Paralisação de estudantes da USP é 'bagunça' e 'motim', afirma Estadão

O jornal O Estado de S. Paulo classifica a paralisação de estudantes da Universidade de São Paulo (USP) como “motim” e “bagunça”. Um editorial publicado neste sábado, 9, sustenta que estudantes não possuem respaldo legal para decretar greve e condena a invasão da reitoria da instituição, ocorrida na semana passada.

A paralisação “é qualquer coisa, menos greve”, diz o texto. O jornal cita o artigo 2º da Lei 7.783, de 1989, que regulamenta o direito de greve e o restringe a trabalhadores em relação de emprego. “Significa que o atual motim de estudantes”, diz o texto, “que paralisa a mais importante instituição de ensino da América Latina, é qualquer coisa, menos greve.”

O Estadão também ressalta que o movimento deixou de ser pacífico depois da invasão da reitoria da USP, na Cidade Universitária, zona oeste da capital paulista. “Baderneiros travestidos de universitários” derrubaram grades e portas de vidro do edifício da administração central da universidade para pressionar pela retomada das negociações.

O texto destaca que o reitor da USP, Aluisio Segurado, já abriu canais de diálogo com os estudantes e se dispôs a ampliar políticas de permanência estudantil, incluindo bolsas, auxílios para moradia, melhorias nos restaurantes universitários e transporte nos campus.

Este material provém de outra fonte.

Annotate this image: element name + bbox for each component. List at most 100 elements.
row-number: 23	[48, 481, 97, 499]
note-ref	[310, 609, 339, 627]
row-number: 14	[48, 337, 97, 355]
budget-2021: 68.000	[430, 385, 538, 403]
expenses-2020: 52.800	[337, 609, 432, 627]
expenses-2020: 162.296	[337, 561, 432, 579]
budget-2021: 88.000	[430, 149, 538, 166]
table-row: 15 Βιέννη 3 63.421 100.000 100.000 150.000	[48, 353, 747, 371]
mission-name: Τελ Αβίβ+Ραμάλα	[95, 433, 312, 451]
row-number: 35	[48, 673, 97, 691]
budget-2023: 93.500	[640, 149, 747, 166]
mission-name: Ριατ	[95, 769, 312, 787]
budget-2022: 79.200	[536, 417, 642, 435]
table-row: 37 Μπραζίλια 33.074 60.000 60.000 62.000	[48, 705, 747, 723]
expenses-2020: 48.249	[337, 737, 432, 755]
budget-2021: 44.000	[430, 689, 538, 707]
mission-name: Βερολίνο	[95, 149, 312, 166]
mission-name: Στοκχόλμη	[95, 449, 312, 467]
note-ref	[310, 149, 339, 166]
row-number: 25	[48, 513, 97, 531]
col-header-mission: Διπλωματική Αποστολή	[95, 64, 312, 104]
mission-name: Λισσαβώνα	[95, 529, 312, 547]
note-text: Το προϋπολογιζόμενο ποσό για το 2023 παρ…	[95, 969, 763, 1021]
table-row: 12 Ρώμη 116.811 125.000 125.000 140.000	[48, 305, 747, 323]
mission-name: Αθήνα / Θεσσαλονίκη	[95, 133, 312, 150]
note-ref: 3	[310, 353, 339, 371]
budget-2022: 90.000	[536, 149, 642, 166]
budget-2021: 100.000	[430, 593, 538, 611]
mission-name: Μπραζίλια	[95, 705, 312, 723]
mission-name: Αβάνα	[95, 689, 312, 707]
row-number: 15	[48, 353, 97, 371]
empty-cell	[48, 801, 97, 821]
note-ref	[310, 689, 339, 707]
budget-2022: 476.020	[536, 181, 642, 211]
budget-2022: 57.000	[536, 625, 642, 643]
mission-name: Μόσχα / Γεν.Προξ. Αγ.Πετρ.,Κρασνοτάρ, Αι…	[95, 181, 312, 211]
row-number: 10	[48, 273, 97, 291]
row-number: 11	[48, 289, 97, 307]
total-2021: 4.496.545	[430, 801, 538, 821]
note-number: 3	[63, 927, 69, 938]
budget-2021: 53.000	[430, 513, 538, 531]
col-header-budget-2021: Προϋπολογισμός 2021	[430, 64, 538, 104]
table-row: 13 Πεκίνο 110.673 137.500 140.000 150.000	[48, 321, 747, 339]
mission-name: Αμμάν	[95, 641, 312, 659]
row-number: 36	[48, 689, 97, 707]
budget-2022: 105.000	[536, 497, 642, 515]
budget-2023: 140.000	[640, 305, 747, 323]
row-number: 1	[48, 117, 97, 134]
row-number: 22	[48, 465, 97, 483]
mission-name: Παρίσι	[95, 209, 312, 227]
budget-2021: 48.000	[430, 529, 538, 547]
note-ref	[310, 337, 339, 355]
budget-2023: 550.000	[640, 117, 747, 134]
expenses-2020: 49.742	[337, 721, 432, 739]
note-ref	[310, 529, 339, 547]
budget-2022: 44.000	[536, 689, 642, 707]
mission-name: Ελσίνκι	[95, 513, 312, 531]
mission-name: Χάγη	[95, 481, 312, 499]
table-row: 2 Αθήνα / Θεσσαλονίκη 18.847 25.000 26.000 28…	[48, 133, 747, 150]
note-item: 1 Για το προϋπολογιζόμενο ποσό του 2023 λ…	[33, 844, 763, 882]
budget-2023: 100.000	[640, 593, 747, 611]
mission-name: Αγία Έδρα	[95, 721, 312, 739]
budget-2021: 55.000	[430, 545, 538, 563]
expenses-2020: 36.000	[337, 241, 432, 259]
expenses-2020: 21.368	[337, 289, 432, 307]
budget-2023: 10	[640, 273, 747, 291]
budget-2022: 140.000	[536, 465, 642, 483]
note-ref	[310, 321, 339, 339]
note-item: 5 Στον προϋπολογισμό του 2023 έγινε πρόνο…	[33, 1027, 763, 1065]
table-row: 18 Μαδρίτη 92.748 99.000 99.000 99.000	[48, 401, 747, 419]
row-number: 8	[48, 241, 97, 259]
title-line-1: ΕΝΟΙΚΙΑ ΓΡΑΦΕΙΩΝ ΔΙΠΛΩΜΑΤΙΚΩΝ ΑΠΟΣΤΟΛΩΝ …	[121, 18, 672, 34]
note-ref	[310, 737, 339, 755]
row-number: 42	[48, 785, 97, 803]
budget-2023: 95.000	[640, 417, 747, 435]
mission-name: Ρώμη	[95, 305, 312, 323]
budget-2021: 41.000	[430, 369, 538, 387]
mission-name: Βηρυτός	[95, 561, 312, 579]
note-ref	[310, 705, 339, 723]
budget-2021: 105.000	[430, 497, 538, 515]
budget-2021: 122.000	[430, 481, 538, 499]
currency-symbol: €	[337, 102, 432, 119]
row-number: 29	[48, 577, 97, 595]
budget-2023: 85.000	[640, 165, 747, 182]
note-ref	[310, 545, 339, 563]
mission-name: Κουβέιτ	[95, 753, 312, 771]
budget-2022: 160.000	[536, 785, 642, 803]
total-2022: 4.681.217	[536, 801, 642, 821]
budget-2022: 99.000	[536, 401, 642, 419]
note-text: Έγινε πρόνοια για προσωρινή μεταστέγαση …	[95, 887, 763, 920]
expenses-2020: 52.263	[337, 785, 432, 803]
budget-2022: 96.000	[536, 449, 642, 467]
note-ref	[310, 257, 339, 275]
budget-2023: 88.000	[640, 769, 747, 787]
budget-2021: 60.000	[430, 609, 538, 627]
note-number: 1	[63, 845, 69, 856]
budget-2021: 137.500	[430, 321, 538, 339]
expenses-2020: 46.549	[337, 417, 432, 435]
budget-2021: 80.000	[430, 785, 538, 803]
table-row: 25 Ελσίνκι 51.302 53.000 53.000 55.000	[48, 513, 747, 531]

Ainda assim, segundo o jornal, a resposta do movimento foi a radicalização.

Depois da invasão, a reitoria acionou a Polícia Militar do Estado de São Paulo e divulgou nota na qual lamentou a escalada da violência. O editorial também menciona manifestações de apoio à administração da universidade por parte da direção da Faculdade de Direito da USP e de professores titulares da Faculdade de Medicina.

Tarcísio também critica invasão da USP

O jornal reproduziu ainda declarações do governador de São Paulo, Tarcísio de Freitas, que criticou a paralisação estudantil. “Não entra na cabeça a greve dos estudantes”, afirmou o governador. O editorial acrescenta que parte dos alunos envolvidos no movimento participa de atividades promovidas pelo “comando de greve”, como oficinas e campeonatos.

“A USP, que recebe anualmente mais de R$ 9 bilhões dos cofres estaduais paulistas, é vítima de um pequeno grupo radical que monta barricadas nos seus acessos e impõe a todos a sua vontade”, diz o jornal. “Nada pode ser mais autoritário do que o fechamento de um espaço público, a interdição do livre debate e o bloqueio da circulação de ideias.”

O texto conclui defendendo o retorno imediato das aulas. “Como estudante que é estudante não faz greve, o movimento dos alunos da USP não passa de bagunça.”